Após três meses de protestos, cem mortos e mais de mil feridos, Yanukovitch é derrubado e manifestantes tomam pontos estratégicos de Kiev

KIEV – Depois de três meses de manifestações que deixaram cerca de cem mortes e mais de mil feridos, o presidente da Ucrânia, Viktor Yanukovich, deixou ontem a capital, Kiev. O Parlamento aprovou mais tarde a destituição do presidente, considerado “incapaz” de governar, e marcou novas eleições para 25 de maio.

Manifestantes munidos em geral de bastões – embora alguns tenham armas de fogo -, escudos e capacetes tomaram o controle dos pontos estratégicos da cidade, incluindo o gabinete e a residência presidenciais, o Parlamento, o Banco Central e os ministérios. O país, cujo primeiro-ministro, Mykola Azarov, caíra em dezembro, parecia ontem sem governo.

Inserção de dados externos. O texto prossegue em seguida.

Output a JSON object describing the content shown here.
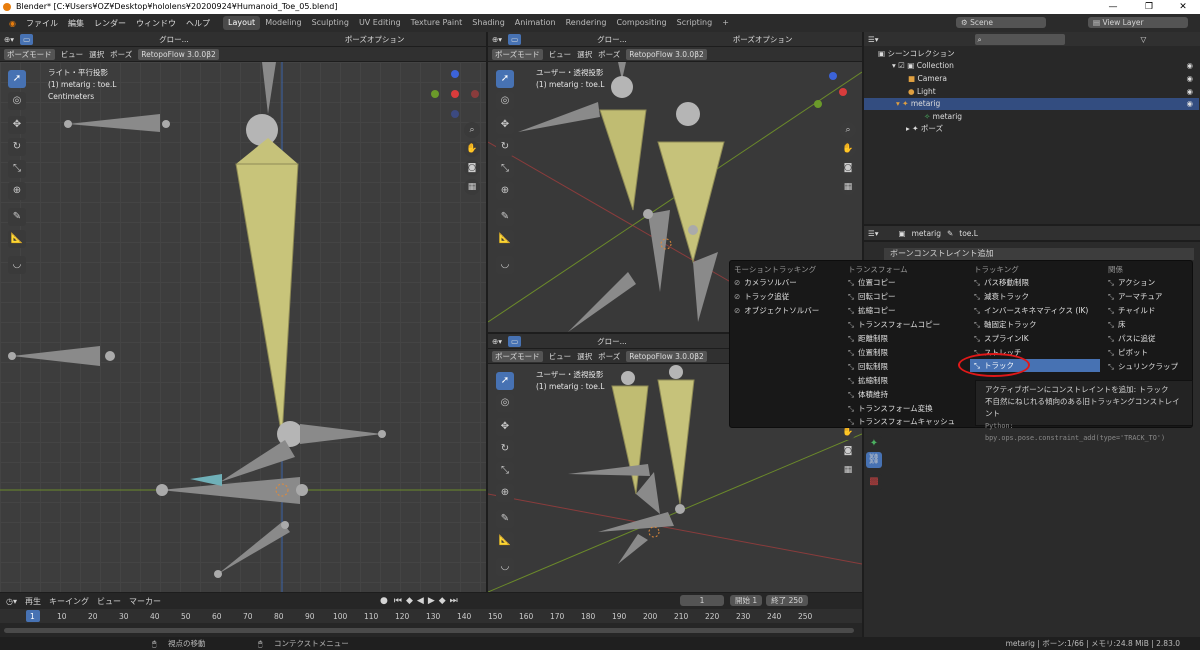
{
  "title_bar": {
    "title": "Blender* [C:¥Users¥OZ¥Desktop¥hololens¥20200924¥Humanoid_Toe_05.blend]",
    "min": "—",
    "max": "❐",
    "close": "✕"
  },
  "menubar": {
    "items": [
      "ファイル",
      "編集",
      "レンダー",
      "ウィンドウ",
      "ヘルプ"
    ],
    "workspaces": [
      "Layout",
      "Modeling",
      "Sculpting",
      "UV Editing",
      "Texture Paint",
      "Shading",
      "Animation",
      "Rendering",
      "Compositing",
      "Scripting"
    ],
    "add_tab": "+",
    "scene_label": "Scene",
    "view_layer_label": "View Layer"
  },
  "viewport_header": {
    "transform": "グロー...",
    "pose_options": "ポーズオプション",
    "mode": "ポーズモード",
    "view": "ビュー",
    "select": "選択",
    "pose": "ポーズ",
    "addon": "RetopoFlow 3.0.0β2"
  },
  "viewport_left": {
    "projection": "ライト・平行投影",
    "object": "(1) metarig : toe.L",
    "units": "Centimeters"
  },
  "viewport_top_right": {
    "projection": "ユーザー・透視投影",
    "object": "(1) metarig : toe.L"
  },
  "viewport_bottom_right": {
    "projection": "ユーザー・透視投影",
    "object": "(1) metarig : toe.L"
  },
  "outliner": {
    "search_placeholder": "",
    "items": [
      {
        "label": "シーンコレクション"
      },
      {
        "label": "Collection"
      },
      {
        "label": "Camera"
      },
      {
        "label": "Light"
      },
      {
        "label": "metarig"
      },
      {
        "label": "metarig"
      },
      {
        "label": "ポーズ"
      }
    ]
  },
  "properties": {
    "object": "metarig",
    "bone": "toe.L",
    "panel_title": "ボーンコンストレイント追加"
  },
  "constraint_menu": {
    "headers": [
      "モーショントラッキング",
      "トランスフォーム",
      "トラッキング",
      "関係"
    ],
    "motion_tracking": [
      "カメラソルバー",
      "トラック追従",
      "オブジェクトソルバー"
    ],
    "transform": [
      "位置コピー",
      "回転コピー",
      "拡縮コピー",
      "トランスフォームコピー",
      "距離制限",
      "位置制限",
      "回転制限",
      "拡縮制限",
      "体積維持",
      "トランスフォーム変換",
      "トランスフォームキャッシュ"
    ],
    "tracking": [
      "パス移動制限",
      "減衰トラック",
      "インバースキネマティクス (IK)",
      "軸固定トラック",
      "スプラインIK",
      "ストレッチ",
      "トラック"
    ],
    "relationship": [
      "アクション",
      "アーマチュア",
      "チャイルド",
      "床",
      "パスに追従",
      "ピボット",
      "シュリンクラップ"
    ]
  },
  "tooltip": {
    "line1": "アクティブボーンにコンストレイントを追加: トラック",
    "line2": "不自然にねじれる傾向のある旧トラッキングコンストレイント",
    "python": "Python: bpy.ops.pose.constraint_add(type='TRACK_TO')"
  },
  "timeline": {
    "playback": "再生",
    "keying": "キーイング",
    "view": "ビュー",
    "marker": "マーカー",
    "current_frame": "1",
    "start_label": "開始",
    "start": "1",
    "end_label": "終了",
    "end": "250",
    "frames": [
      "1",
      "10",
      "20",
      "30",
      "40",
      "50",
      "60",
      "70",
      "80",
      "90",
      "100",
      "110",
      "120",
      "130",
      "140",
      "150",
      "160",
      "170",
      "180",
      "190",
      "200",
      "210",
      "220",
      "230",
      "240",
      "250"
    ]
  },
  "statusbar": {
    "left": "視点の移動",
    "middle": "コンテクストメニュー",
    "right": "metarig | ボーン:1/66 | メモリ:24.8 MiB | 2.83.0"
  }
}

Yanukovich apareceu pela tarde em uma rede local de televisão dizendo que seu carro tinha sido alvo de disparos, mas não aparentava ferimentos, de acordo com a agência Reuters. “Não estou com medo”, declarou o presidente. “Sinto pena do meu país, aterrorizado por gângsters.” Ele acrescentou que viajaria pelo sudeste do país para se encontrar com a população. Aparentemente, a entrevista foi feita em Kharkiv, no nordeste do país. Toda a faixa leste e o sul são considerados redutos do presidente e favoráveis à Rússia.

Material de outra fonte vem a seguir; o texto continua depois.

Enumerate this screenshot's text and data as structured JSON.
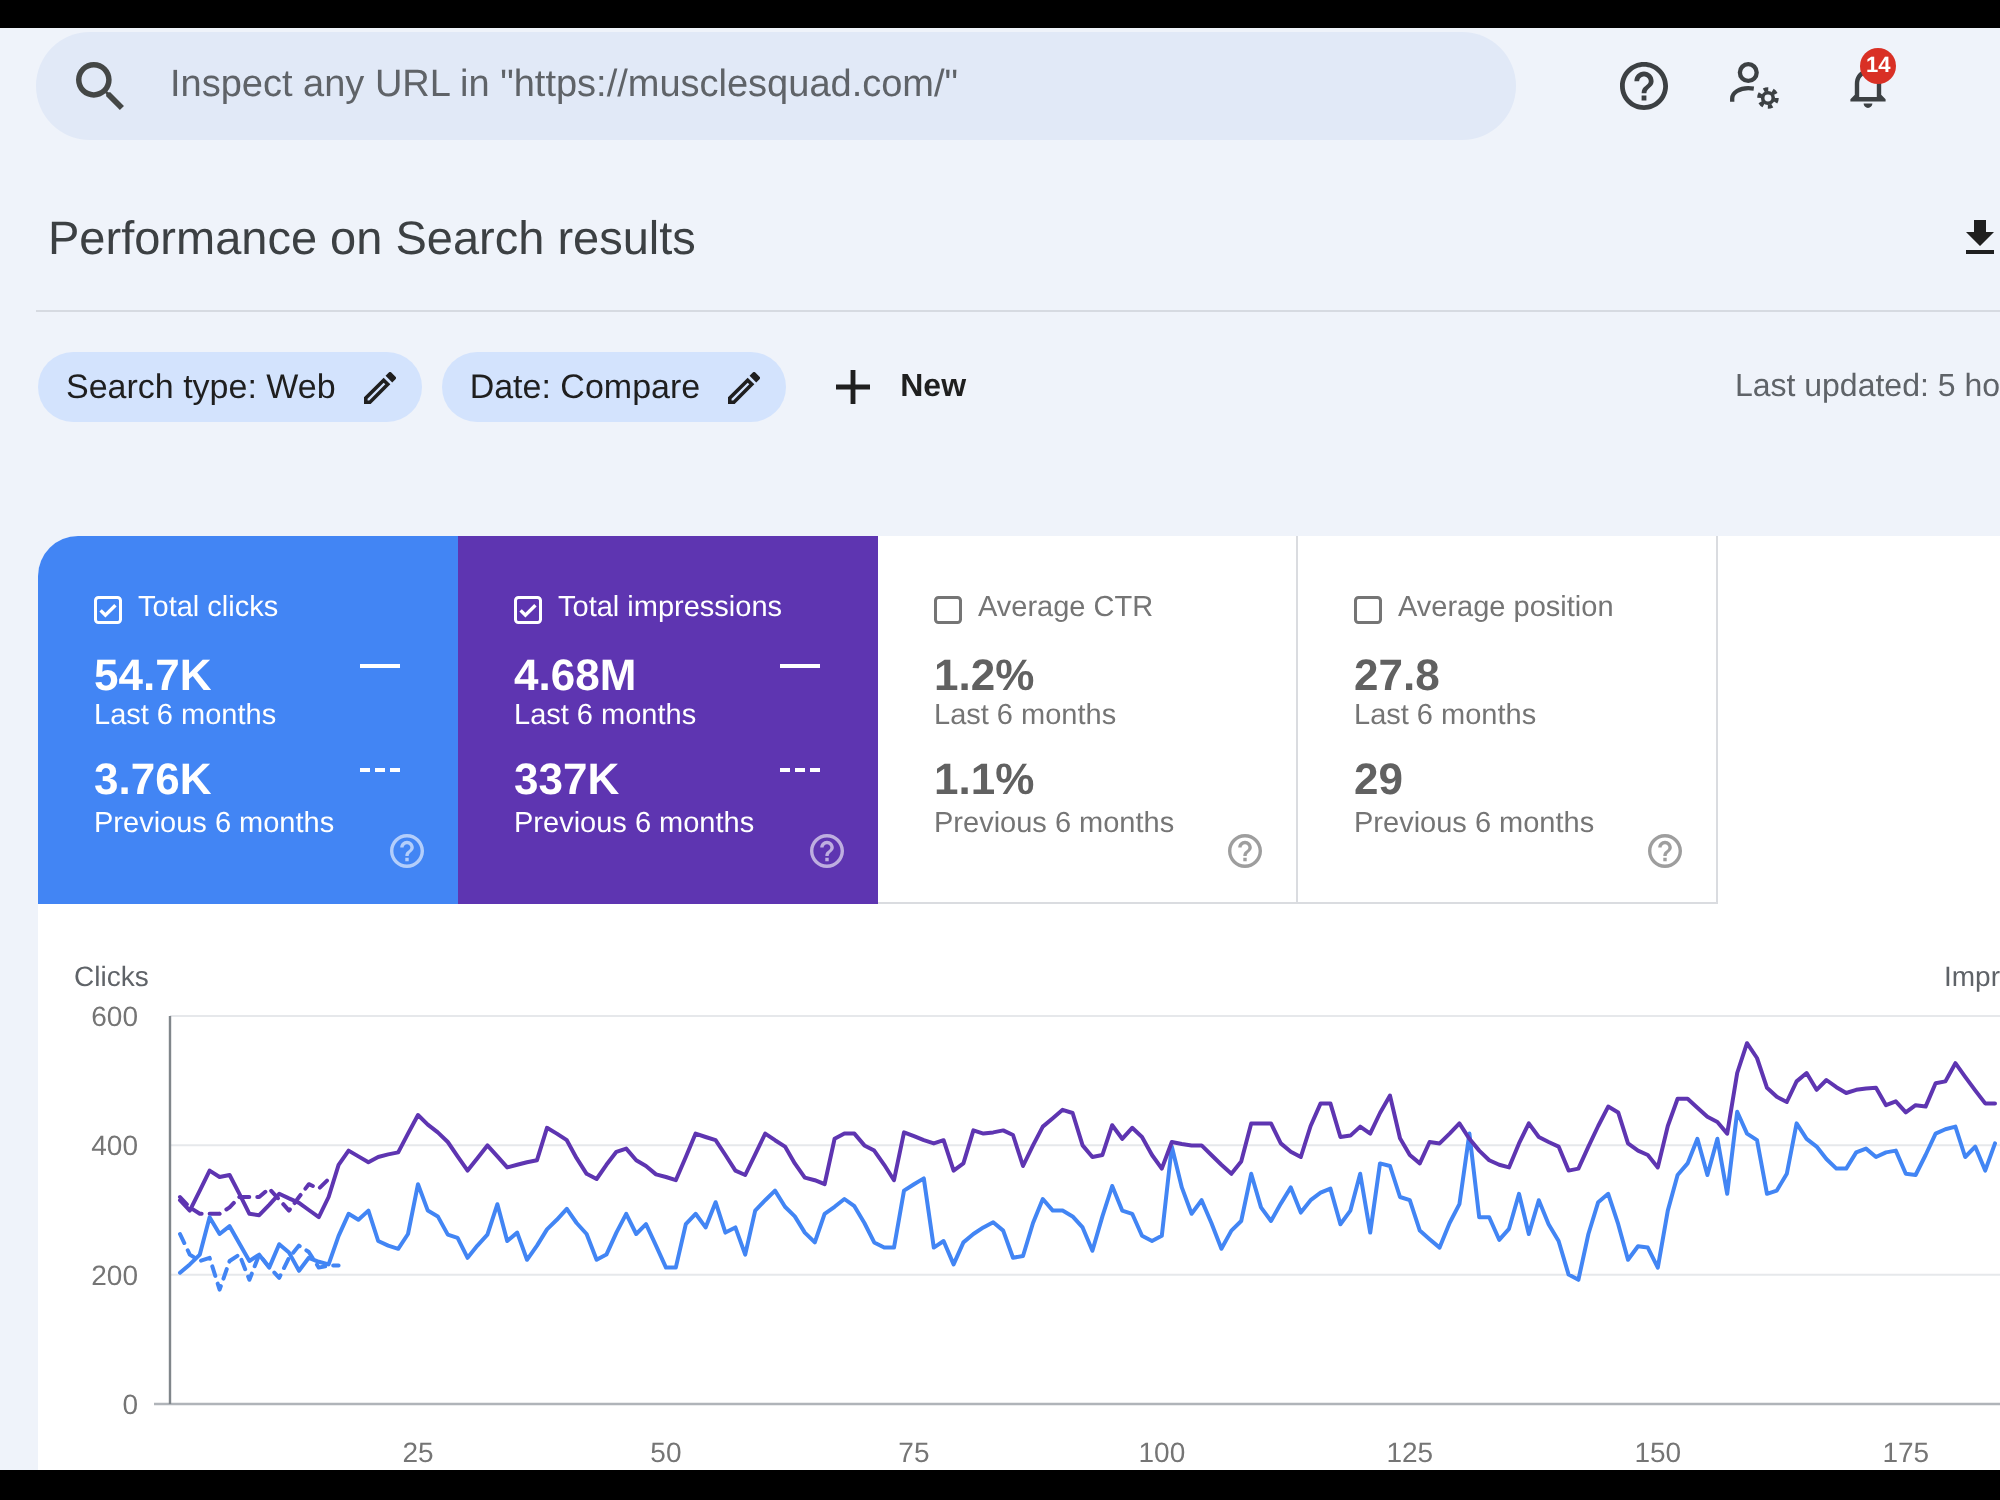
{
  "top_bar": {
    "search": {
      "placeholder": "Inspect any URL in \"https://musclesquad.com/\""
    },
    "notifications": {
      "badge": "14"
    }
  },
  "header": {
    "title": "Performance on Search results"
  },
  "filters": {
    "chips": [
      {
        "label": "Search type: Web"
      },
      {
        "label": "Date: Compare"
      }
    ],
    "new_button": "New",
    "last_updated": "Last updated: 5 ho"
  },
  "metrics": [
    {
      "label": "Total clicks",
      "checked": true,
      "color": "#4285f4",
      "current": {
        "value": "54.7K",
        "period": "Last 6 months"
      },
      "previous": {
        "value": "3.76K",
        "period": "Previous 6 months"
      }
    },
    {
      "label": "Total impressions",
      "checked": true,
      "color": "#5e35b1",
      "current": {
        "value": "4.68M",
        "period": "Last 6 months"
      },
      "previous": {
        "value": "337K",
        "period": "Previous 6 months"
      }
    },
    {
      "label": "Average CTR",
      "checked": false,
      "current": {
        "value": "1.2%",
        "period": "Last 6 months"
      },
      "previous": {
        "value": "1.1%",
        "period": "Previous 6 months"
      }
    },
    {
      "label": "Average position",
      "checked": false,
      "current": {
        "value": "27.8",
        "period": "Last 6 months"
      },
      "previous": {
        "value": "29",
        "period": "Previous 6 months"
      }
    }
  ],
  "chart": {
    "right_axis_label": "Impr",
    "chart_data": {
      "type": "line",
      "ylabel": "Clicks",
      "xlim": [
        0,
        184.5
      ],
      "ylim": [
        0,
        600
      ],
      "xticks": [
        25,
        50,
        75,
        100,
        125,
        150,
        175
      ],
      "yticks": [
        0,
        200,
        400,
        600
      ],
      "x": [
        1,
        2,
        3,
        4,
        5,
        6,
        7,
        8,
        9,
        10,
        11,
        12,
        13,
        14,
        15,
        16,
        17,
        18,
        19,
        20,
        21,
        22,
        23,
        24,
        25,
        26,
        27,
        28,
        29,
        30,
        31,
        32,
        33,
        34,
        35,
        36,
        37,
        38,
        39,
        40,
        41,
        42,
        43,
        44,
        45,
        46,
        47,
        48,
        49,
        50,
        51,
        52,
        53,
        54,
        55,
        56,
        57,
        58,
        59,
        60,
        61,
        62,
        63,
        64,
        65,
        66,
        67,
        68,
        69,
        70,
        71,
        72,
        73,
        74,
        75,
        76,
        77,
        78,
        79,
        80,
        81,
        82,
        83,
        84,
        85,
        86,
        87,
        88,
        89,
        90,
        91,
        92,
        93,
        94,
        95,
        96,
        97,
        98,
        99,
        100,
        101,
        102,
        103,
        104,
        105,
        106,
        107,
        108,
        109,
        110,
        111,
        112,
        113,
        114,
        115,
        116,
        117,
        118,
        119,
        120,
        121,
        122,
        123,
        124,
        125,
        126,
        127,
        128,
        129,
        130,
        131,
        132,
        133,
        134,
        135,
        136,
        137,
        138,
        139,
        140,
        141,
        142,
        143,
        144,
        145,
        146,
        147,
        148,
        149,
        150,
        151,
        152,
        153,
        154,
        155,
        156,
        157,
        158,
        159,
        160,
        161,
        162,
        163,
        164,
        165,
        166,
        167,
        168,
        169,
        170,
        171,
        172,
        173,
        174,
        175,
        176,
        177,
        178,
        179,
        180,
        181,
        182,
        183,
        184
      ],
      "series": [
        {
          "color": "#4285f4",
          "line_style": "solid",
          "values": [
            203,
            216,
            231,
            289,
            263,
            275,
            248,
            221,
            231,
            211,
            247,
            234,
            206,
            226,
            220,
            216,
            260,
            294,
            285,
            299,
            252,
            245,
            240,
            263,
            340,
            299,
            290,
            262,
            257,
            226,
            245,
            262,
            309,
            252,
            265,
            223,
            245,
            270,
            285,
            302,
            280,
            263,
            223,
            231,
            265,
            294,
            263,
            278,
            245,
            211,
            211,
            278,
            294,
            273,
            312,
            265,
            273,
            231,
            299,
            315,
            330,
            305,
            290,
            265,
            250,
            294,
            305,
            317,
            306,
            280,
            250,
            242,
            242,
            330,
            340,
            349,
            242,
            252,
            216,
            250,
            263,
            273,
            281,
            268,
            226,
            229,
            280,
            317,
            299,
            299,
            290,
            273,
            237,
            290,
            337,
            299,
            294,
            260,
            252,
            260,
            398,
            335,
            294,
            315,
            280,
            240,
            268,
            283,
            356,
            304,
            283,
            310,
            335,
            296,
            315,
            327,
            333,
            278,
            299,
            356,
            265,
            372,
            368,
            320,
            315,
            268,
            255,
            242,
            280,
            309,
            418,
            289,
            289,
            254,
            271,
            325,
            263,
            315,
            278,
            252,
            200,
            192,
            263,
            312,
            325,
            278,
            223,
            244,
            242,
            211,
            299,
            354,
            372,
            410,
            354,
            410,
            325,
            452,
            418,
            408,
            325,
            330,
            356,
            434,
            410,
            398,
            379,
            364,
            364,
            389,
            395,
            382,
            389,
            392,
            356,
            354,
            385,
            418,
            425,
            429,
            382,
            398,
            361,
            403
          ]
        },
        {
          "color": "#5e35b1",
          "line_style": "solid",
          "values": [
            315,
            299,
            330,
            361,
            351,
            354,
            325,
            294,
            292,
            308,
            325,
            318,
            311,
            300,
            289,
            320,
            370,
            392,
            383,
            374,
            382,
            386,
            389,
            418,
            447,
            432,
            420,
            405,
            383,
            361,
            380,
            400,
            383,
            366,
            370,
            374,
            377,
            427,
            418,
            408,
            380,
            356,
            348,
            370,
            390,
            395,
            377,
            368,
            355,
            351,
            346,
            382,
            418,
            413,
            408,
            385,
            361,
            354,
            386,
            418,
            408,
            398,
            372,
            350,
            346,
            340,
            410,
            418,
            418,
            400,
            392,
            370,
            346,
            420,
            414,
            408,
            403,
            408,
            361,
            372,
            423,
            418,
            420,
            423,
            416,
            368,
            400,
            429,
            442,
            455,
            450,
            400,
            382,
            385,
            431,
            410,
            427,
            413,
            385,
            364,
            405,
            402,
            400,
            400,
            385,
            370,
            356,
            375,
            434,
            434,
            434,
            403,
            390,
            382,
            430,
            465,
            465,
            413,
            415,
            429,
            418,
            450,
            477,
            411,
            385,
            372,
            405,
            403,
            418,
            434,
            410,
            392,
            377,
            370,
            366,
            403,
            434,
            413,
            405,
            398,
            361,
            364,
            398,
            430,
            460,
            451,
            403,
            392,
            385,
            366,
            430,
            472,
            472,
            458,
            444,
            436,
            418,
            512,
            558,
            535,
            489,
            475,
            467,
            499,
            512,
            486,
            501,
            490,
            481,
            486,
            488,
            489,
            462,
            468,
            451,
            462,
            460,
            496,
            499,
            527,
            506,
            485,
            465,
            465
          ]
        },
        {
          "color": "#4285f4",
          "line_style": "dashed",
          "values": [
            263,
            231,
            221,
            226,
            177,
            221,
            231,
            192,
            231,
            212,
            195,
            226,
            245,
            235,
            211,
            214,
            214,
            null,
            null,
            null,
            null,
            null,
            null,
            null,
            null,
            null,
            null,
            null,
            null,
            null,
            null,
            null,
            null,
            null,
            null,
            null,
            null,
            null,
            null,
            null,
            null,
            null,
            null,
            null,
            null,
            null,
            null,
            null,
            null,
            null,
            null,
            null,
            null,
            null,
            null,
            null,
            null,
            null,
            null,
            null,
            null,
            null,
            null,
            null,
            null,
            null,
            null,
            null,
            null,
            null,
            null,
            null,
            null,
            null,
            null,
            null,
            null,
            null,
            null,
            null,
            null,
            null,
            null,
            null,
            null,
            null,
            null,
            null,
            null,
            null,
            null,
            null,
            null,
            null,
            null,
            null,
            null,
            null,
            null,
            null,
            null,
            null,
            null,
            null,
            null,
            null,
            null,
            null,
            null,
            null,
            null,
            null,
            null,
            null,
            null,
            null,
            null,
            null,
            null,
            null,
            null,
            null,
            null,
            null,
            null,
            null,
            null,
            null,
            null,
            null,
            null,
            null,
            null,
            null,
            null,
            null,
            null,
            null,
            null,
            null,
            null,
            null,
            null,
            null,
            null,
            null,
            null,
            null,
            null,
            null,
            null,
            null,
            null,
            null,
            null,
            null,
            null,
            null,
            null,
            null,
            null,
            null,
            null,
            null,
            null,
            null,
            null,
            null,
            null,
            null,
            null,
            null,
            null,
            null,
            null,
            null,
            null,
            null,
            null,
            null,
            null,
            null,
            null,
            null
          ]
        },
        {
          "color": "#5e35b1",
          "line_style": "dashed",
          "values": [
            320,
            304,
            294,
            294,
            294,
            304,
            320,
            320,
            320,
            333,
            316,
            299,
            320,
            340,
            333,
            348,
            null,
            null,
            null,
            null,
            null,
            null,
            null,
            null,
            null,
            null,
            null,
            null,
            null,
            null,
            null,
            null,
            null,
            null,
            null,
            null,
            null,
            null,
            null,
            null,
            null,
            null,
            null,
            null,
            null,
            null,
            null,
            null,
            null,
            null,
            null,
            null,
            null,
            null,
            null,
            null,
            null,
            null,
            null,
            null,
            null,
            null,
            null,
            null,
            null,
            null,
            null,
            null,
            null,
            null,
            null,
            null,
            null,
            null,
            null,
            null,
            null,
            null,
            null,
            null,
            null,
            null,
            null,
            null,
            null,
            null,
            null,
            null,
            null,
            null,
            null,
            null,
            null,
            null,
            null,
            null,
            null,
            null,
            null,
            null,
            null,
            null,
            null,
            null,
            null,
            null,
            null,
            null,
            null,
            null,
            null,
            null,
            null,
            null,
            null,
            null,
            null,
            null,
            null,
            null,
            null,
            null,
            null,
            null,
            null,
            null,
            null,
            null,
            null,
            null,
            null,
            null,
            null,
            null,
            null,
            null,
            null,
            null,
            null,
            null,
            null,
            null,
            null,
            null,
            null,
            null,
            null,
            null,
            null,
            null,
            null,
            null,
            null,
            null,
            null,
            null,
            null,
            null,
            null,
            null,
            null,
            null,
            null,
            null,
            null,
            null,
            null,
            null,
            null,
            null,
            null,
            null,
            null,
            null,
            null,
            null,
            null,
            null,
            null,
            null,
            null,
            null,
            null,
            null
          ]
        }
      ]
    }
  }
}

O comando das Forças Armadas anunciou que não se envolveria na disputa política. “As Forças Armadas da Ucrânia são leais a suas obrigações constitucionais e não podem ser arrastadas para um conflito político interno”, afirmou comunicado publicado ontem no site do Ministério da Defesa.

Durante a noite de sexta para sábado, os manifestantes estreitaram o cerco em torno da Praça da Independência, temendo que, depois de um acordo mediado por países europeus e firmado com a oposição, Yanukovich declarasse estado de emergência e ordenasse a sua retomada pelo Exército.

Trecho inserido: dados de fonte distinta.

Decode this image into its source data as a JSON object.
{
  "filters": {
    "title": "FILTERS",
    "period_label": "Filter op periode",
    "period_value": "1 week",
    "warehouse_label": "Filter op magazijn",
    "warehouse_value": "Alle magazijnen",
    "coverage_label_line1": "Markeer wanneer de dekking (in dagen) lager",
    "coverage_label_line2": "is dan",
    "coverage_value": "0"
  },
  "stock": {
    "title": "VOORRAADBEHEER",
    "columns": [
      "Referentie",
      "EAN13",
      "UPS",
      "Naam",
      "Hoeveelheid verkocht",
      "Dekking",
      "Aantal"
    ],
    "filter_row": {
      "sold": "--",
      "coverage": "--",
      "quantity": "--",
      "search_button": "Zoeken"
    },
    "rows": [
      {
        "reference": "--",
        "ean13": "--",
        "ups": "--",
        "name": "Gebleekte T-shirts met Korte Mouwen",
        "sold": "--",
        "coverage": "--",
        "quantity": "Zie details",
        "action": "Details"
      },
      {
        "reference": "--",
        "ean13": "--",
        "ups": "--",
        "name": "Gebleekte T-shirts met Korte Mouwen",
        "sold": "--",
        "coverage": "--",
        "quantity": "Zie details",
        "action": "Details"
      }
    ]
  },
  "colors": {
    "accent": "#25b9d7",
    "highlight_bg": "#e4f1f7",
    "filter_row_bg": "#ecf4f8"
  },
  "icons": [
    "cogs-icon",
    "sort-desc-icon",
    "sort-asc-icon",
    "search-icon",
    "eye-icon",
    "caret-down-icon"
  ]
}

Kiev amanheceu sob tensão, com os manifestantes arregimentando forças para um possível confronto. Mas os militares não apoiaram o presidente.

O efetivo das Forças Armadas ucranianas é formado pelo serviço militar obrigatório, e os soldados não se mostravam dispostos a cumprir ordens de reprimir a população. Os recrutas chegaram a mobilizar suas mães para se manifestar na frente dos quarteis contra um eventual envolvimento do Exército na repressão. Ela estava a cargo da polícia, que visivelmente não tinha efetivo suficiente para conter os milhares de manifestantes que a enfrentavam com pedras e coquetéis molotov em Kiev e em outras cidades, sobretudo do oeste do país.

A notícia da saída de Yanukovich foi recebida com fogos de artifício na Praça da Independência, epicentro do movimento, às 15 horas em Kiev (!0 horas em Brasília). Ela veio acompanhada do rumor de que a ex-primeira-ministra Yulia Tymoshenko, líder da oposição, teria sido solta da prisão. Mas, segundo sua porta-voz, ela continuava presa.

Yulia foi condenada em 2011 a sete anos de prisão, acusada de desvio de dinheiro em um contrato de gás com a estatal russa Gazprom. Na sexta-feira, o Parlamento aprovou a sua libertação em março. Yulia liderou a chamada Revolução Laranja, em 2004, movimento popular que resultou na anulação da eleição de Yanukovich. Em 2010, ela foi derrotada por ele nas urnas, em uma eleição que segundo os opositores também foi fraudada.

Os deputados elegeram ontem presidente do Parlamento Oleksander Turchynov, dirigente do Partido Pátria, de Yulia. Com as dissidências em massa nos últimos dias em seu Partido das Regiões, Yanukovich perdeu a ampla que tinha no Parlamento.

Cedendo a pressões dos manifestantes e da União Europeia, Yanukovich anunciara concessões na sexta-feira, incluindo mudanças constitucionais para devolver ao Parlamento poderes que ele havia transferido para a presidência, como o de nomear o primeiro-ministro, seu gabinte e os governadores regionais, e a antecipação, para este ano, das eleições presidenciais e parlamentares previstas para 2015. O acordo foi rejeitado pelos manifestantes, que acusaram de traição os principais partidos de oposição, por tê-lo aceitado.